Architectures cristallines évanescentes, cités désertiques morcelées, espaces immatériels labyrinthiques, paysages brumeux et forêts pétrifiées, trouées lumineuses et portes symboliques…à travers une thématique visionnaire où se mêlent apparitions, impressions et sensations réellement vécues ou rêvées, Pierre Gauthier-Dubédat nous livre une œuvre sensible et poétique en cohérence avec la vitalité de son univers intérieur.
  Largement tributaire de ses multiples imprégnations visuelles, sa puissance créatrice s’accomplit aujourd’hui dans ses retrouvailles avec la terre basque qui lui permet de renouer avec ses racines mais surtout d’établir des liens secrets avec son environnement immédiat tout en cultivant ses souvenirs et son imaginaire.

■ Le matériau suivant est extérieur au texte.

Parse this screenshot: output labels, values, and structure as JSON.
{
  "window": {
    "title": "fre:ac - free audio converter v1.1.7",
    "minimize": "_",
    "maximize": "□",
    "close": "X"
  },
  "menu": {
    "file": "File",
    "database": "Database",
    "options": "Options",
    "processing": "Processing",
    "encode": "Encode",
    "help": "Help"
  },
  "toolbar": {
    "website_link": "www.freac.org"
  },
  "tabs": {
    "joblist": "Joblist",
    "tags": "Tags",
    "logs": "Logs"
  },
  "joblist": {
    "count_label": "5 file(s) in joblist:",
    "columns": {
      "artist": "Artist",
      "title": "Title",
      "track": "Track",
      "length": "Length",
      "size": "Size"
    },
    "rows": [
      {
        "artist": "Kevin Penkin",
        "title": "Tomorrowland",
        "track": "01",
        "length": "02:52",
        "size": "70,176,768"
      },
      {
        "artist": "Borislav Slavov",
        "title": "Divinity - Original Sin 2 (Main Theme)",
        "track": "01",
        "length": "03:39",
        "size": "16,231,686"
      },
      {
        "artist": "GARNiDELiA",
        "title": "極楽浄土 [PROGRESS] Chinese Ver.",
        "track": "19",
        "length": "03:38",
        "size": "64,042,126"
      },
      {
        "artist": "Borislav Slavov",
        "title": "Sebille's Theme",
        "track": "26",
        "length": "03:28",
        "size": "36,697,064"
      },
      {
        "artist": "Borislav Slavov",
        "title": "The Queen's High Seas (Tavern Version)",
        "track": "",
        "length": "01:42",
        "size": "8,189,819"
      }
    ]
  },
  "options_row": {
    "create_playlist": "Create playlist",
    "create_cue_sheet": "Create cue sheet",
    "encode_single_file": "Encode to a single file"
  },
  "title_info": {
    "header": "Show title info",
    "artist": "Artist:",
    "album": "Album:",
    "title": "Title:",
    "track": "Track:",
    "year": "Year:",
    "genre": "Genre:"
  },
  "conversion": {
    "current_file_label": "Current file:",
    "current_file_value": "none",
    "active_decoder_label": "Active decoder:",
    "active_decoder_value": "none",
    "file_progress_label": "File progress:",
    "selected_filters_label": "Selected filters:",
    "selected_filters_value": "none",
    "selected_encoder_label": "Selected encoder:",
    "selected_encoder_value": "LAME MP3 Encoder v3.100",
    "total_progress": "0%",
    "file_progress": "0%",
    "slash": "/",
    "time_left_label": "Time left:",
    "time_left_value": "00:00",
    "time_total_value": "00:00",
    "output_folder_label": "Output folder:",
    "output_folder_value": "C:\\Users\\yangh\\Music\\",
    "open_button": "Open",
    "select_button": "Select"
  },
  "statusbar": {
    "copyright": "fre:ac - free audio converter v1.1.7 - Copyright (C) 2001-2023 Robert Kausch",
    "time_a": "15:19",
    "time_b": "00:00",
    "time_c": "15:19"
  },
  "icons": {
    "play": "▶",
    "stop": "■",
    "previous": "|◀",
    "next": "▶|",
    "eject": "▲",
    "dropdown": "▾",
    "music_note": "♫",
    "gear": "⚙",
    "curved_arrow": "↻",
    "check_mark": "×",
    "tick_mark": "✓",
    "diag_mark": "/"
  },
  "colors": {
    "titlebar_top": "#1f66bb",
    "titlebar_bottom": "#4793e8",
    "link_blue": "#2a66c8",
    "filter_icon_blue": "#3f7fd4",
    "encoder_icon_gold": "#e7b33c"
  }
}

  Ainsi naît une sorte d’osmose dans laquelle l’harmonie du paysage répond à celle de son chromatisme, où rythmes et couleurs échangent des correspondances plastiques et sensitives, tant il est vrai que l’homme se confond avec son art auquel il consacre toute sa vie.
 
 Evoluant sans cesse entre figuration et non-figuration, l’œuvre de Pierre Gauthier-Dubédat – qu’il s’agisse de peintures, gravures, aquarelles ou pastels – est le fruit d’un parcours artistique insigne : expressionnisme expansif et énergique, figuration cosmogonique elliptique, puis onirisme symbolique et visionnaire mêlant esthétique et réflexion métaphysique…

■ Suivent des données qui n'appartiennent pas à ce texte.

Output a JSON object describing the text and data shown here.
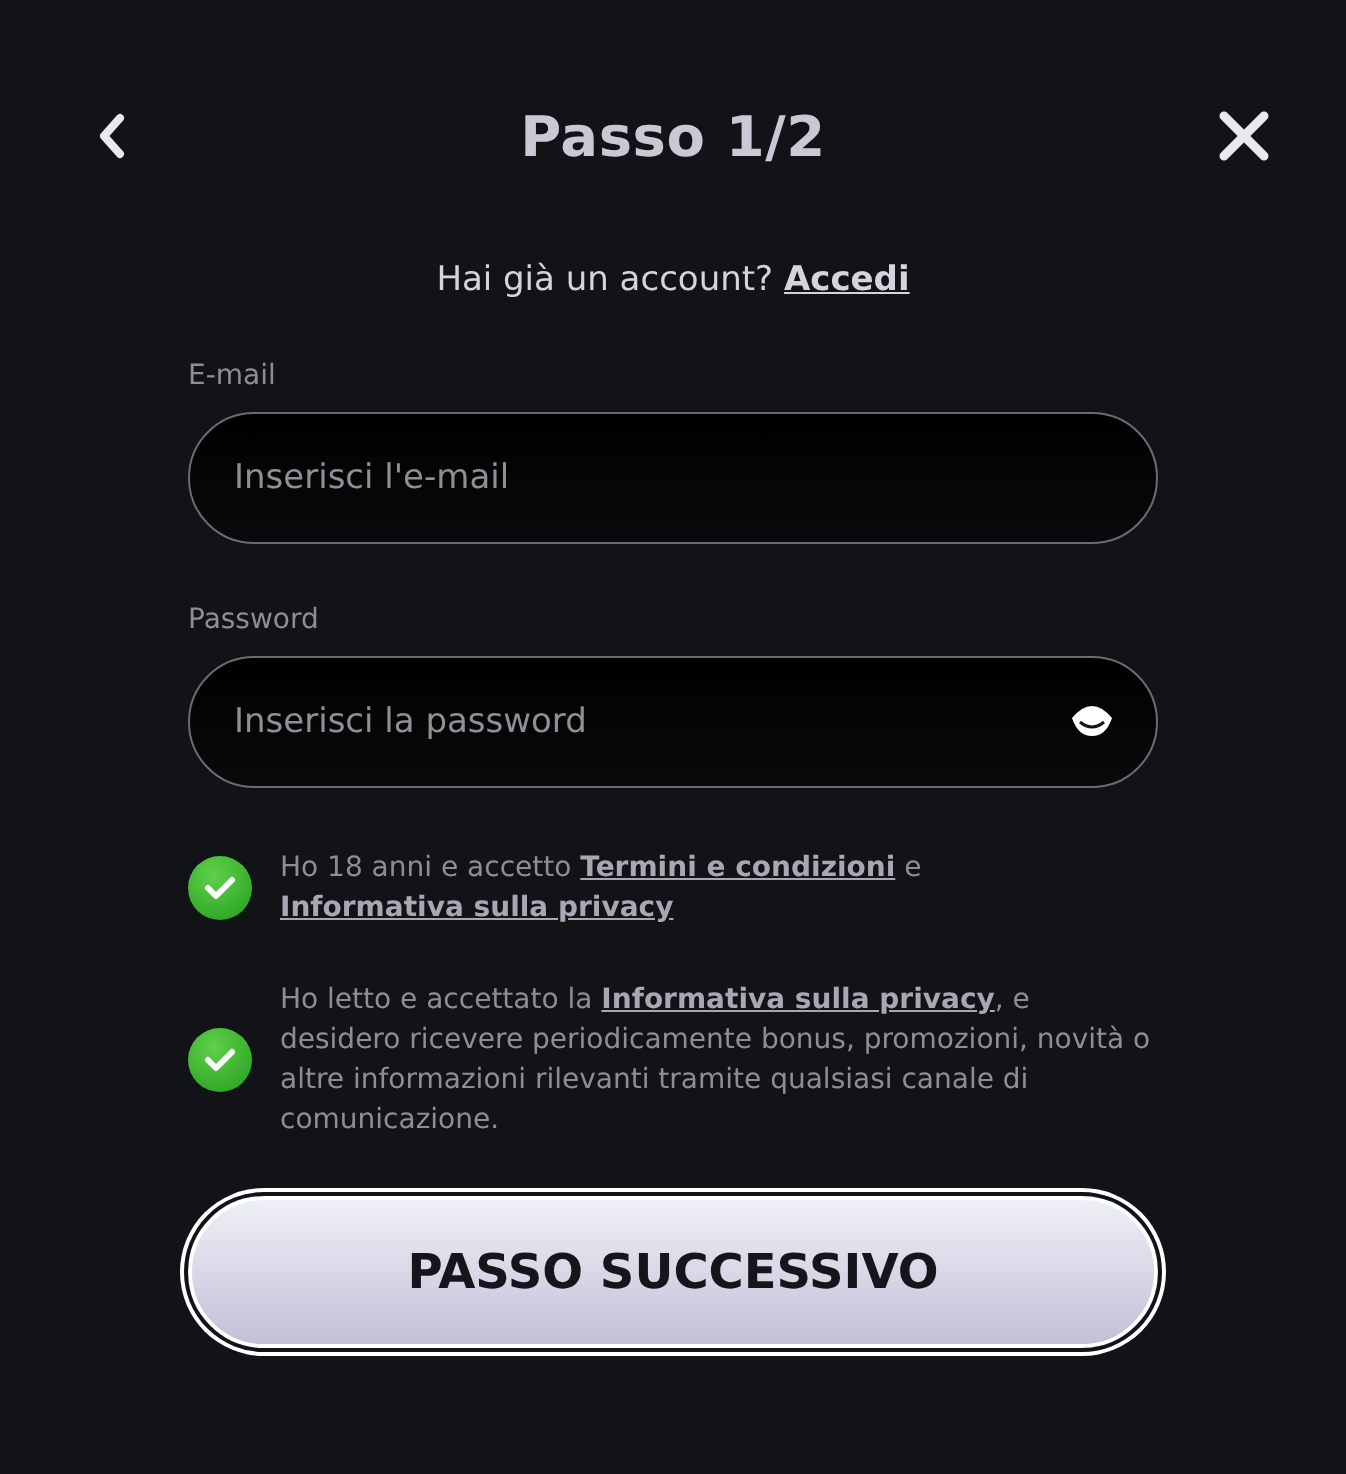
{
  "header": {
    "title": "Passo 1/2"
  },
  "login_prompt": {
    "text": "Hai già un account?",
    "link": "Accedi"
  },
  "fields": [
    {
      "kind": "email",
      "label": "E-mail",
      "placeholder": "Inserisci l'e-mail"
    },
    {
      "kind": "password",
      "label": "Password",
      "placeholder": "Inserisci la password"
    }
  ],
  "consents": [
    {
      "checked": true,
      "segments": [
        {
          "kind": "text",
          "text": "Ho 18 anni e accetto "
        },
        {
          "kind": "link",
          "text": "Termini e condizioni"
        },
        {
          "kind": "text",
          "text": " e "
        },
        {
          "kind": "link",
          "text": "Informativa sulla privacy"
        }
      ]
    },
    {
      "checked": true,
      "segments": [
        {
          "kind": "text",
          "text": "Ho letto e accettato la "
        },
        {
          "kind": "link",
          "text": "Informativa sulla privacy"
        },
        {
          "kind": "text",
          "text": ", e desidero ricevere periodicamente bonus, promozioni, novità o altre informazioni rilevanti tramite qualsiasi canale di comunicazione."
        }
      ]
    }
  ],
  "submit_button": "PASSO SUCCESSIVO"
}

 Depuis les années 90, en évacuant totalement la figuration humaine au profit d’une plus grande autonomie du langage plastique, Pierre Gauthier-Dubédat s’est définitivement orienté vers un art allusif, universellement intelligible. Cessant ainsi de peupler son monde imaginaire de ses silhouettes hésitantes, son interrogation permanente s’est alors amplifiée, trouvant dans la non-figuration et le « paysagisme abstrait », les bases formelles d’une méditation eschatologique.
 
 Si elle s'écarte ainsi de la représentation, chacune des œuvres de l’artiste est en réalité en concordance avec le réel, avec le paysage et les éléments naturels dont il tente de restituer une perception originale et subjective.
 D’ailleurs, au même titre que celles d’un Bazaine ou d’un Manessier, la peinture de Pierre Gauthier-Dubédat n’est jamais totalement abstraite puisqu’elle revendique sans cesse, même sans images formelles, l’« incarnation » du réel. Et les titres de ses toiles, également lyriques, participent directement de cette intériorisation du paysage : donnés après réalisation, ils ne signifient nullement une référence à un spectacle particulier, mais la nécessité pour l’artiste de marquer, sur le mode de la métaphore poétique, le lien indéfectible unissant son œuvre non-figurative à la nature dont elle est issue.
 
          Née dans la pudeur et le silence, discrètement mûrie dans l’humilité, chacune de ses oeuvres communique au spectateur un sentiment éloquent d’intimité voire d’intériorité.
   Aussi, son art réalise-t-il, en un accord total, l’union féconde du vaste monde réel et de ce qu’il y a de plus intime, de plus secret, de plus implicite, mais surtout, de plus prégnant en l’homme : ses propensions sensibles et ses pensées existentielles…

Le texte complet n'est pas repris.